The idea that we might have river beaches that are clean enough for people to bathe from seems uncontroversial. Except, of course, it isn’t, in the slightest, as this campaign from Ilkley shows us.
The creation of the first designated bathing water spot in a UK river has moved one step closer after the government published a consultation on the plans.
A stretch of the River Wharfe in Ilkley, which is popular with swimmers and families, would be the only river in the country to be subjected to strict monitoring during May to October to ensure the water is of good quality.
Shrug, why not?
Well, the why not is the cost. To do this the entire sewage system for the entire area will have to be changed. Upgraded so that there is no storm runoff, no overflow when the rain hammers down.

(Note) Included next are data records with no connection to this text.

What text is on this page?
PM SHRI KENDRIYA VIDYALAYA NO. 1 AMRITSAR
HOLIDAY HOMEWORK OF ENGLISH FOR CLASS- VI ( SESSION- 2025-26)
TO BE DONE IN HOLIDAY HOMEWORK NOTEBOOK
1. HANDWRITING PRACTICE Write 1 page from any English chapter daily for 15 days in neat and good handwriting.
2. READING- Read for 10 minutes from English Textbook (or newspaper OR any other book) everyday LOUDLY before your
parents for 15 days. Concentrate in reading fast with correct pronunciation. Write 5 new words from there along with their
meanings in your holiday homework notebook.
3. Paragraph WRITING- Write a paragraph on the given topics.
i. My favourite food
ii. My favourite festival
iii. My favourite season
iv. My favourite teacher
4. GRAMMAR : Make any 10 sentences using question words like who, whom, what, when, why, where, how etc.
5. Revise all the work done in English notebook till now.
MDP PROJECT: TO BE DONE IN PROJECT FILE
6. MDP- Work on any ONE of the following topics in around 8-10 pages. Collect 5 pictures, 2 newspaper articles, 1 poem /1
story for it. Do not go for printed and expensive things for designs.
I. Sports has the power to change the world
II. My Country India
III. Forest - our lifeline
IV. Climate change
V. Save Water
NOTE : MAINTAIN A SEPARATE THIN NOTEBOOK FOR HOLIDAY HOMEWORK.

And they’re not being shy about their insistence that this is the point and purpose either:
“Local people and agencies all support the application and have worked hard to prove how much we need it, so we anticipate a positive outcome,” said Becky Malby, of the clean river campaign. “People living in Ilkley expect our sewage to be treated, not dumped straight into the river every time it rains. We were shocked to find that our river was being used as an open sewer. We have stories of children getting sick as a result of dipping in the river. This is a disgrace. Bathing status is a critical step in cleaning up our river.”
This has a cost, this upgrade. And so the people demanding this higher level of cleanliness should be paying that higher cost. You get the benefit then you should be paying the cost.
Sadly, current charging practices for the water companies don’t allow such differentiation. So, we should change those practices to allow it. At which point that extra £10 or £100 a year will be charged to all households in the watershed for this part of the river. And then people will be facing the costs of their demands. Which is as it should be of course. We’ll also find out whether those households think that’s worth it. For only revealed, not merely expressed, preferences count.
The Guardian revealed last month that raw sewage was discharged by water companies into rivers via storm overflows for 1.5m hours in 2019. River campaigners are pressing for bathing water status to be rolled out in popular river bathing areas to force water companies to stop the discharges.
They want the sewage system upgraded. That’s fine, that’s entirely cool. As long as they bear the costs of doing so that is. Therefore we should make clear to them those costs then ask them.
Why wouldn’t we do that? And why wouldn’t we charge people for what they demand?